The naive solution is to build a trivial tree that separates the points based on machine boundaries. But this is obviously a bad solution, since data distribution does not reflect color points at all.
Another solution tries all the possible split decisions in the direction of the X and Y axes and tries to do the best in separating both colors, that is, divides the points into two groups and minimizes the number of points of another color. Imagine that the algorithm is testing the split via the line, X = 1.6. This means that the algorithm has to ask each machine in the cluster to report the result of splitting the machine's local data, merge the results, and decide whether it is the right splitting decision. If it finds an optimal split, it needs to inform all the machines about the decision in order to record which partition each point belongs to.

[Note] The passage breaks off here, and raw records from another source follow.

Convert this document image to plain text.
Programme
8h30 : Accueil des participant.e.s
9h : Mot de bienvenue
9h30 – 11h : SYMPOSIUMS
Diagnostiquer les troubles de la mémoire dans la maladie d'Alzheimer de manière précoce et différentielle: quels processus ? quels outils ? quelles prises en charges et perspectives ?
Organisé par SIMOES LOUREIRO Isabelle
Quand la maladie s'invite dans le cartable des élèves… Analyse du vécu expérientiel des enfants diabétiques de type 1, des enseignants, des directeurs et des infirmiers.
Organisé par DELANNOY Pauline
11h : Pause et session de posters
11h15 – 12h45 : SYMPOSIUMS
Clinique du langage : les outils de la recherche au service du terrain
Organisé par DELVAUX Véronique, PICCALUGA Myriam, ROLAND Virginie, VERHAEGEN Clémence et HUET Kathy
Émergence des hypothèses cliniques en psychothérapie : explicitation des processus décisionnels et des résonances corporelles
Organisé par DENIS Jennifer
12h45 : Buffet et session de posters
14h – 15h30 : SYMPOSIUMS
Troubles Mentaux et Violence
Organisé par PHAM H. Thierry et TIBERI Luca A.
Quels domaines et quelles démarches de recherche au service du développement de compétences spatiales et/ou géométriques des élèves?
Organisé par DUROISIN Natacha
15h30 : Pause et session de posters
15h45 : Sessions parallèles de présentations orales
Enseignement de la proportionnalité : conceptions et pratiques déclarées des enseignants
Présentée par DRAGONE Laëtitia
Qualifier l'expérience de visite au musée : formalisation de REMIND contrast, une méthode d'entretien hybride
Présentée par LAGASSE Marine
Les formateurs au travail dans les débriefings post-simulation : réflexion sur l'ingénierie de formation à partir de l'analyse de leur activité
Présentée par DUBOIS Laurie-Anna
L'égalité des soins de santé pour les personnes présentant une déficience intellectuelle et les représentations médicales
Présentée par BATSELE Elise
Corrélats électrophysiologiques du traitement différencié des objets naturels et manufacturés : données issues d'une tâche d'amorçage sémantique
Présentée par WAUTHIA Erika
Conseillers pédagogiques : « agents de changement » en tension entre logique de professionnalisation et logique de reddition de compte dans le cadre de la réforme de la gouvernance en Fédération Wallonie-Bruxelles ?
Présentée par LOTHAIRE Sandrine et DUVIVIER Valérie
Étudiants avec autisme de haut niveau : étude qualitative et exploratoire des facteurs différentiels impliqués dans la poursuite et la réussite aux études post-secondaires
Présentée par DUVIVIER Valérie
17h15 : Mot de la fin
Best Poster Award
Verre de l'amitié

Compared with the single machine scenario, the distributed algorithm constructing decision tree is more complex and requires a way of distributing the computation among machines. Nowadays, with easy access to a cluster of machines and an increasing demand for the analysis of larger datasets, it becomes a standard requirement.
Even these two simple examples show that for a larger data, proper computation and distributed infrastructure is required, including the following:
- A distributed data storage, that is, if the data cannot fit into a single node, we need a way to distribute and process them on multiple machines
- A computation paradigm to process and transform the distributed data and to apply mathematical (and statistical) algorithms and workflows
- Support to persist and reuse defined workflows and models
- Support to deploy statistical models in production
In short, we need a framework that will support common data science tasks. It can be considered an unnecessary requirement, since data scientists prefer using existing tools, such as R, Weka, or Python's scikit. However, these tools are neither designed for large-scale distributed processing nor for the parallel processing of large data. Even though there are libraries for R or Python that support limited parallel or distributed programming, their main limitation is that the base platforms, that is R and Python, were not designed for this kind of data processing and computation.